Several people emailed me, saying that they thought the interior is great. They should come get it before I haul it to the dump. I don’t mean to sound cruel, but it just isn’t what we want. My goal is pretty simple: Have a nice bedroom, a usable and simple kitchen, and a space that’s pleasant to be in. I know massive built-ins are the standard for RV’s but that isn’t my style. Even more important, it isn’t Diane’s So we’re aiming for light, open, airy, and beautiful.
Instead of Corian counter tops I’m using honeycomb aluminum panels with laminate tops. Each shelf and counter will weigh about 45 pounds less than the ones they replace.

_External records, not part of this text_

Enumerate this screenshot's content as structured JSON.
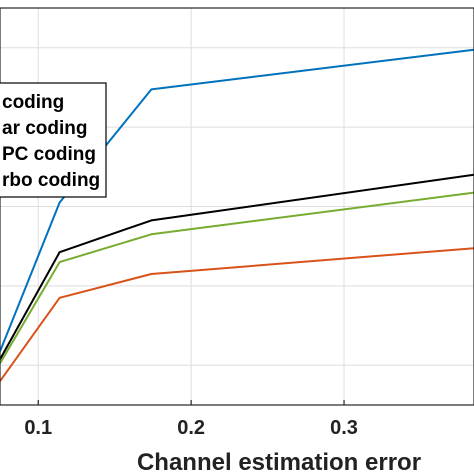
{
  "chart_data": {
    "type": "line",
    "title": "",
    "xlabel": "Channel estimation error",
    "ylabel": "",
    "xticks": [
      0.1,
      0.2,
      0.3
    ],
    "xtick_labels": [
      "0.1",
      "0.2",
      "0.3"
    ],
    "xlim": [
      0.075,
      0.385
    ],
    "ylim": [
      0,
      10
    ],
    "grid": true,
    "legend_position": "top-left",
    "series": [
      {
        "name": "coding",
        "color": "#0072BD",
        "x": [
          0.075,
          0.114,
          0.174,
          0.385
        ],
        "y": [
          1.35,
          5.1,
          7.95,
          8.95
        ]
      },
      {
        "name": "ar coding",
        "color": "#000000",
        "x": [
          0.075,
          0.114,
          0.174,
          0.385
        ],
        "y": [
          1.15,
          3.85,
          4.65,
          5.8
        ]
      },
      {
        "name": "PC coding",
        "color": "#77AC30",
        "x": [
          0.075,
          0.114,
          0.174,
          0.385
        ],
        "y": [
          1.05,
          3.6,
          4.3,
          5.35
        ]
      },
      {
        "name": "rbo coding",
        "color": "#D95319",
        "x": [
          0.075,
          0.114,
          0.174,
          0.385
        ],
        "y": [
          0.6,
          2.7,
          3.3,
          3.95
        ]
      }
    ]
  }
}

The aim is not just weight reduction, it’s safety and appropriate materials. In an accident a Corian countertop becomes a 60-pound frisbee headed for the front window. I can adequatly and solidly fix a ten-pound honeycome aluminum top, I’m not sure I could do that to the Corian. I can say for certain that the way they were fastened in the original interior served only to keep them from falling to the floor. I’m surprised the table survived hard braking.
Here’s the parts of the interior that I considered potentially worth salvaging, or that I needed to make measurements before ditching. And the aluminum thing in the foreground is the slide-in pantry shelf I built to replace that massive wooden structure on it’s side behind it. The original weighed 45 pounds, it’s replacement is less than five.
Click any picture to see full size.
That tall, narrow cabinet standing in the background is one of the many overhead cabinets. That one weighed 45 pounds–3/4″ plywood and MDF.
And this is a cabinet I built to replace it. About six pounds with the end caps. I made it from a single piece of .040″ aluminum, just bent the panel to form the mounting flanges, front, bottom and back. It screws into tapped holes in the extruded aluminum frame of the coach. A very strong mount. The opening will be guarded by three carbon fiber rods that can be slid aside. Across the cabin will be two similar cabinets, deeper, and with sliding doors.
I’m also ditching the propane system. This will be all electric, with a big LiFePO4 battery and solar panels. I’ve insulated the floor and walls carefully with Polyiso panels and Reflectix. We’ll see how that goes, but carrying a huge weight of propane for the light heating and refrigeration load of an RV doesn’t seem like the best idea. I’m installing a compressor refrigerator to replace the absorption one. The electrical draw is surprisingly low. I’ll cover all that later. I’ve calculated likely air conditioning, heating, cooking and lighting loads. It looks a bit marginal for hot or cold weather if we’re not plugged in to shore power, but it should be enough for two days without sun. And we do have a 5.5 KW Onan genset, though I’d like to minimize using that.
Here’s the trailer headed for the dump.
We also aim to have open space, and NO Shag Carpet. We’re using a high-end locking edge vinyl tile for the floors. If a tile gets damaged, the floor tiles can be lifted to replace the damaged tile.
Here’s the cab with the skanky shag carpet ripped out.
Sound deadening material installed (that big 455 engine is loud).
Thermal insulation installed–Polyiso and Reflectix.
And the finished floor.
Enough typing, time to get back to work.